The Grammys and Digital Music

The way digital music is delivered took a step forward Sunday night. You see, during the Grammy broadcast, several artists banded together to cover the Beatles’ Across The Universe. It was a song to benefit the Tsunami relief efforts. Now, the song was pretty horrible, but that isn’t the point. The point is that they made the song available for purchase and download through the iTunes music store almost immediately following the Grammy broadcast. This is awesome and hopefully a pre-cursor of things to come.

I would love to see this sort of thing happen for EVERY performance in an awards show. For example, I would have loved to download the Alicia Keys performance of If I Can’t Have You, or the incredible Piece of My Heart covered by a post-cancer treatment Melissa Etheridge. Why couldn’t these tracks be made immediately available? If they were, I would have bought them.

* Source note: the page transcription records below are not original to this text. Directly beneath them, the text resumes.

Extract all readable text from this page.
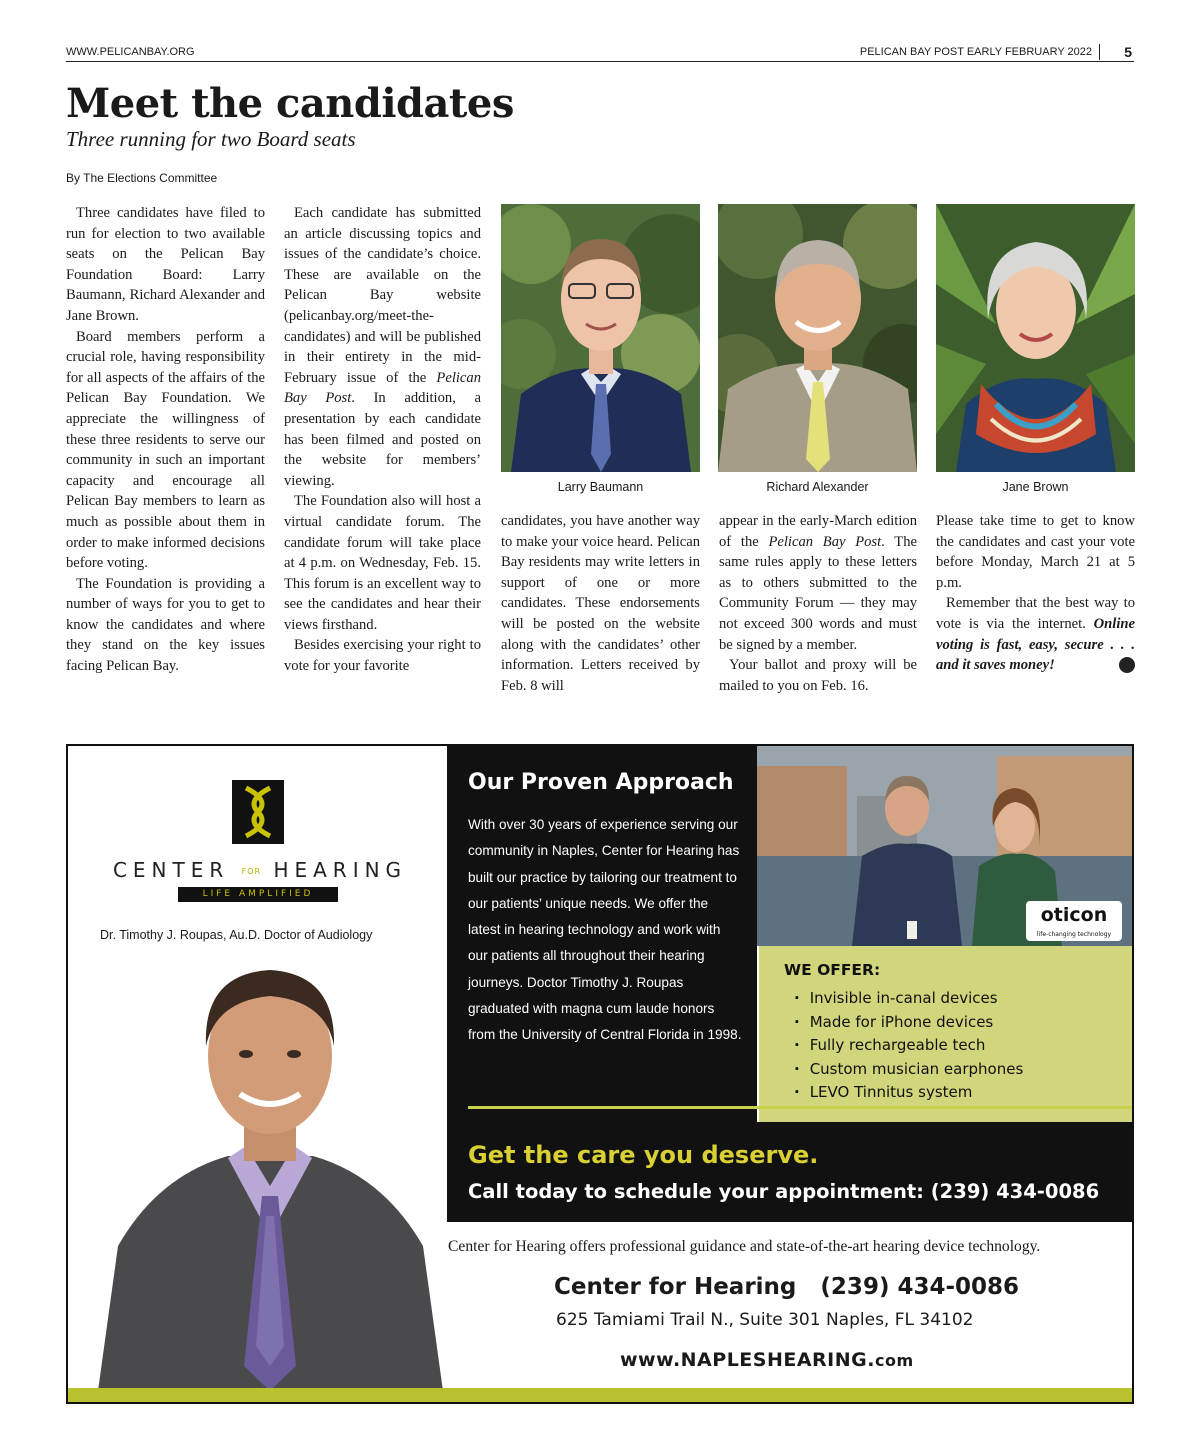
WWW.PELICANBAY.ORG	PELICAN BAY POST EARLY FEBRUARY 2022 5
Meet the candidates
Three running for two Board seats
By The Elections Committee

Three candidates have filed to run for election to two available seats on the Pelican Bay Foundation Board: Larry Baumann, Richard Alexander and Jane Brown.

Board members perform a crucial role, having responsibility for all aspects of the affairs of the Pelican Bay Foundation. We appreciate the willingness of these three residents to serve our community in such an important capacity and encourage all Pelican Bay members to learn as much as possible about them in order to make informed decisions before voting.

The Foundation is providing a number of ways for you to get to know the candidates and where they stand on the key issues facing Pelican Bay.

Each candidate has submitted an article discussing topics and issues of the candidate’s choice. These are available on the Pelican Bay website (pelicanbay.org/meet-the-candidates) and will be published in their entirety in the mid-February issue of the Pelican Bay Post. In addition, a presentation by each candidate has been filmed and posted on the website for members’ viewing.

The Foundation also will host a virtual candidate forum. The candidate forum will take place at 4 p.m. on Wednesday, Feb. 15. This forum is an excellent way to see the candidates and hear their views firsthand.

Besides exercising your right to vote for your favorite

Larry Baumann	Richard Alexander	Jane Brown

candidates, you have another way to make your voice heard. Pelican Bay residents may write letters in support of one or more candidates. These endorsements will be posted on the website along with the candidates’ other information. Letters received by Feb. 8 will

appear in the early-March edition of the Pelican Bay Post. The same rules apply to these letters as to others submitted to the Community Forum — they may not exceed 300 words and must be signed by a member.

Your ballot and proxy will be mailed to you on Feb. 16.

Please take time to get to know the candidates and cast your vote before Monday, March 21 at 5 p.m.

Remember that the best way to vote is via the internet. Online voting is fast, easy, secure . . . and it saves money!

CENTER FOR HEARING
LIFE AMPLIFIED
Dr. Timothy J. Roupas, Au.D. Doctor of Audiology
Our Proven Approach
With over 30 years of experience serving our community in Naples, Center for Hearing has built our practice by tailoring our treatment to our patients’ unique needs. We offer the latest in hearing technology and work with our patients all throughout their hearing journeys. Doctor Timothy J. Roupas graduated with magna cum laude honors from the University of Central Florida in 1998.
oticon
life-changing technology
WE OFFER:
· Invisible in-canal devices
· Made for iPhone devices
· Fully rechargeable tech
· Custom musician earphones
· LEVO Tinnitus system
Get the care you deserve.
Call today to schedule your appointment: (239) 434-0086
Center for Hearing offers professional guidance and state-of-the-art hearing device technology.
Center for Hearing (239) 434-0086
625 Tamiami Trail N., Suite 301 Naples, FL 34102
www.NAPLESHEARING.com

Now I’m not legally bound to buy them. I could have very easily taken the audio from the TV broadcast and converted those performances to WAV or MP3 files. I have that legal right. It’s something I’ve been doing for years by saving the TV audio stream to Mini-Disc. So why would I buy them from iTunes? Simple, it’s convenience. If I could have those songs by clicking once, it would be far easier than transcoding the performance off of my DVR and to an MP3.

Unfortunately, I don’t see this happening soon. For example, every Grammy show, some RIAA rep comes out decries the evil of downloading music and how it’s destroying their industry. I just don’t buy it. It’s the industry that is shooting themselves in the foot.

Online music has multiple flavors (MP3, AAC, WMA) from different stores (Napster, iTunes, MSN Music) all of whom have two fatal flaws:

1. The quality isn’t as good as a CD.
2. The multiple formats are not compatible with each other.

So the tracks I buy on Napster cannot play in iTunes and vice-versa. Also, I can’t put tracks from Napster on my iPod. Likewise, I can’t play iTunes tracks on an iRiver player. I can play NEITHER format on My TiVo media center. And the music industry wants me to embrace this nonsense? I don’t think so…

Until there is a universally accepted format with DRM that works on all players and media centers, digital music distribution will ALWAYS lose out to illegal MP3 downloads. MP3’s play everywhere, and right now they are free if you know where to look. Free and unrestricted will win over the current system always.